Kızarmış gözlerini sinirle yanına gelen Nil'e çevirdi.
"Bin!" nefret edermişçesine baktı yüzüne. Bu kadın Alparslan'ın tüm sinir sistemiyle oynuyordu.
Nil olanları idrak edemeden bindi.
"Ne oldu? Neye sinirlendin yine?" elini Alparslan'ın saçlarına götürecekken Alparslan buna izin vermeden geriledi.
"Bir de soruyor musun? BİR DE SORUYOR MUSUN NİL!"
İrkilip Gurur'a baktı.
"BENDEN GİTTİĞİN YETMEDİ BİR DE KIZIMI MI AYIRDIN? VİCDANIN YOK MU? ACIMAN YOK MU NİL?!"
Sertçe yutkundu Nil. Demek artık anlatmanın zamanı gelmişti. Kızı babasına babası da kızına kavuşacaktı sonunda.
"Ayırmaya mecburdum." Sakince konuştu. Öfkenin kimseye bir faydası olmazdı.
"Seni terk etmeye, kızımızı saklamaya mecburdum Alparslan. Sizi korumaya mecburdum."
Alparslan sinirle elini saçlarından geçirdi. Tam iyi oluyoruz derken yine başa dönüyorlardı. En başa.
"Sakinim. Şunu bana en başından anlat. Dinleyeceğim seni. Her bir ayrıntısını, kaçırdığım her dakikayı anlat bana" Derin bir nefes aldı çaresizce.
"Adı ne?" aklına az önce gördüğü kızının masmavi gözleri geldi.
"Nehir Gül." Usulca gülümsedi. Gülüm demesini bekledi.
"4 yıl önce seni terk ettiğim gün bir aylık hamileydim aslında."
Alparslan bakışlarını denize çevirdi. Aklına o gün geline nefesi ciğerlerinde hapsoldu. Yutkunamadı, nefes alamadı. Hatırladıkça aynı günü yaşıyordu sanki.
Ama acımasız anılar kendini hatırlatmadan rahat durmuyorlardı.
4 yıl önce
Nil elindeki ultrason kağıdına uzun uzun baktı. Öğreneli 1 ay olmuştu ama sevinci kursağında kalmıştı.
Ne bu mutlu haberi Alparslan'a verebilmişti ne de ailesine.
Öğrendiği ilk günden beri tehditlerin ardı arkası kesilmiyordu. Sürekli aynı şeyi söylüyorlardı ona.
"Alparslan'ı canıyla bitireceğiz. Ve Canından bir parçasıyla..."

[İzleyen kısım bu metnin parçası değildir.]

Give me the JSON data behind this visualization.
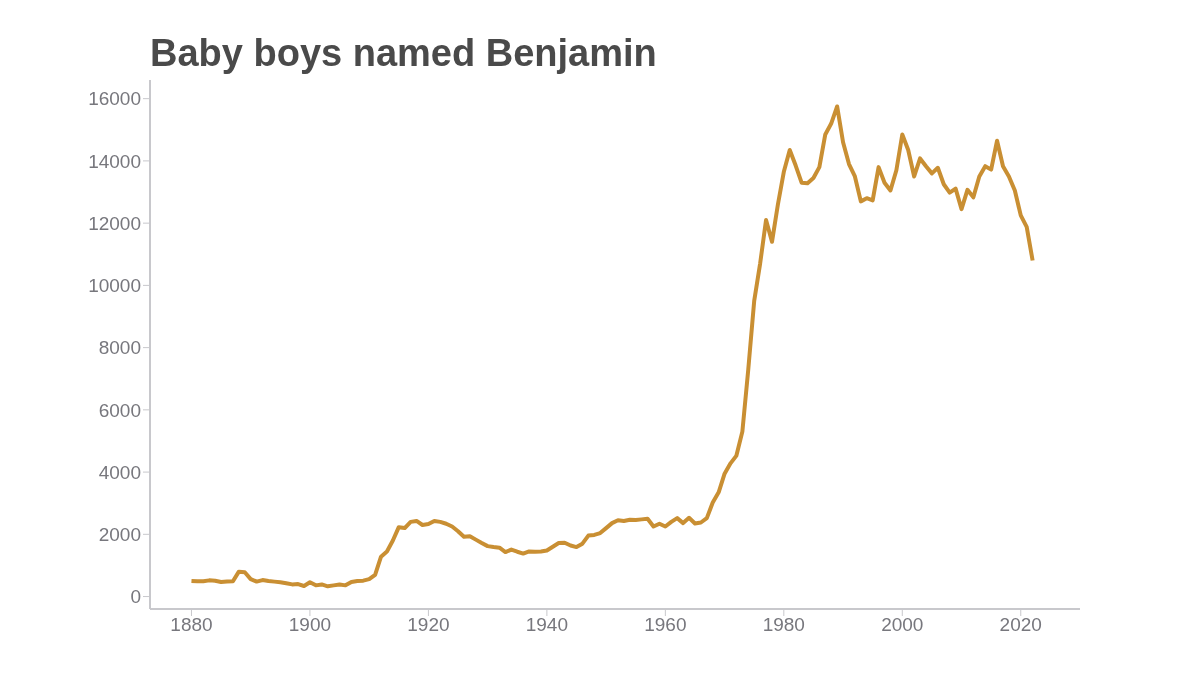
{
  "chart_data": {
    "type": "line",
    "title": "Baby boys named Benjamin",
    "x": [
      1880,
      1881,
      1882,
      1883,
      1884,
      1885,
      1886,
      1887,
      1888,
      1889,
      1890,
      1891,
      1892,
      1893,
      1894,
      1895,
      1896,
      1897,
      1898,
      1899,
      1900,
      1901,
      1902,
      1903,
      1904,
      1905,
      1906,
      1907,
      1908,
      1909,
      1910,
      1911,
      1912,
      1913,
      1914,
      1915,
      1916,
      1917,
      1918,
      1919,
      1920,
      1921,
      1922,
      1923,
      1924,
      1925,
      1926,
      1927,
      1928,
      1929,
      1930,
      1931,
      1932,
      1933,
      1934,
      1935,
      1936,
      1937,
      1938,
      1939,
      1940,
      1941,
      1942,
      1943,
      1944,
      1945,
      1946,
      1947,
      1948,
      1949,
      1950,
      1951,
      1952,
      1953,
      1954,
      1955,
      1956,
      1957,
      1958,
      1959,
      1960,
      1961,
      1962,
      1963,
      1964,
      1965,
      1966,
      1967,
      1968,
      1969,
      1970,
      1971,
      1972,
      1973,
      1974,
      1975,
      1976,
      1977,
      1978,
      1979,
      1980,
      1981,
      1982,
      1983,
      1984,
      1985,
      1986,
      1987,
      1988,
      1989,
      1990,
      1991,
      1992,
      1993,
      1994,
      1995,
      1996,
      1997,
      1998,
      1999,
      2000,
      2001,
      2002,
      2003,
      2004,
      2005,
      2006,
      2007,
      2008,
      2009,
      2010,
      2011,
      2012,
      2013,
      2014,
      2015,
      2016,
      2017,
      2018,
      2019,
      2020,
      2021,
      2022
    ],
    "series": [
      {
        "color": "#c98f33",
        "values": [
          500,
          490,
          490,
          520,
          510,
          470,
          480,
          490,
          800,
          780,
          560,
          480,
          530,
          500,
          480,
          460,
          430,
          390,
          400,
          340,
          460,
          360,
          390,
          330,
          360,
          390,
          360,
          470,
          500,
          510,
          560,
          700,
          1280,
          1450,
          1800,
          2230,
          2200,
          2400,
          2430,
          2300,
          2330,
          2430,
          2400,
          2340,
          2250,
          2100,
          1920,
          1940,
          1830,
          1720,
          1620,
          1590,
          1570,
          1430,
          1510,
          1440,
          1380,
          1450,
          1440,
          1450,
          1480,
          1600,
          1720,
          1730,
          1640,
          1590,
          1700,
          1960,
          1980,
          2040,
          2200,
          2360,
          2450,
          2430,
          2470,
          2460,
          2480,
          2500,
          2250,
          2340,
          2250,
          2400,
          2520,
          2360,
          2530,
          2350,
          2380,
          2520,
          3020,
          3350,
          3950,
          4280,
          4530,
          5300,
          7300,
          9500,
          10700,
          12100,
          11400,
          12600,
          13650,
          14350,
          13850,
          13300,
          13280,
          13450,
          13800,
          14850,
          15200,
          15750,
          14600,
          13900,
          13500,
          12700,
          12800,
          12730,
          13800,
          13300,
          13050,
          13700,
          14850,
          14350,
          13500,
          14080,
          13830,
          13600,
          13780,
          13250,
          12980,
          13110,
          12450,
          13070,
          12830,
          13500,
          13830,
          13720,
          14650,
          13830,
          13500,
          13050,
          12250,
          11880,
          10800
        ]
      }
    ],
    "xlim": [
      1873,
      2030
    ],
    "xticks": [
      1880,
      1900,
      1920,
      1940,
      1960,
      1980,
      2000,
      2020
    ],
    "ylim": [
      -400,
      16600
    ],
    "yticks": [
      0,
      2000,
      4000,
      6000,
      8000,
      10000,
      12000,
      14000,
      16000
    ],
    "grid": false,
    "legend": false,
    "marker": "none",
    "line_style": "solid"
  }
}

Dün gece iyice düşünüp kafasını toparlamıştı. Bebeğini korumak zorundaydı. İkisine ait bu mucizeyi sakınmak zorundaydı.
Derin bir nefes alıp çalışma odasının kapısını tıklattı.
"Gel gülüm."
Odaya girdiğinde söyleyeceği tüm kelimeler boğazına dizilmişti. Çıkmamak için çabalıyorlardı.
"Alparslan.." gözleri sevdiği adamın gözlerini bulduğunda zorla yutkundu.
"Efendim Yüreğim?" Nil'in bu düşünceleri halleri bir sorun olduğunun kanıtıydı.
"B-ben boşanmak istiyorum." Gözlerine bakamıyordu. İlk kez o karanlığında kaybolduğu gözlere yabancıydı.
"Gülüm ne diyorsun sen? Şaka mı bu? 1 Nisan değil mi bugün.?" Gülerek baktı Nil'e. Şaka olmasını diledi içinden. Hiç komik olmayan bir şaka.
ŞİMDİ OKUDUĞUN
KARANLIĞIM OL
Teen FictionGurur ve Gül geçen iki günde birbirine iyice alışmış, kaybolan yılların hasretini gideriyorlardı. "Gülüm hadi sen şimdi uyu annenle benim biraz işimiz var." Diyerek kızının saçlarını öptü. Gül kollarını babasının boynuna sarıp heyecanla yüzüne baktı...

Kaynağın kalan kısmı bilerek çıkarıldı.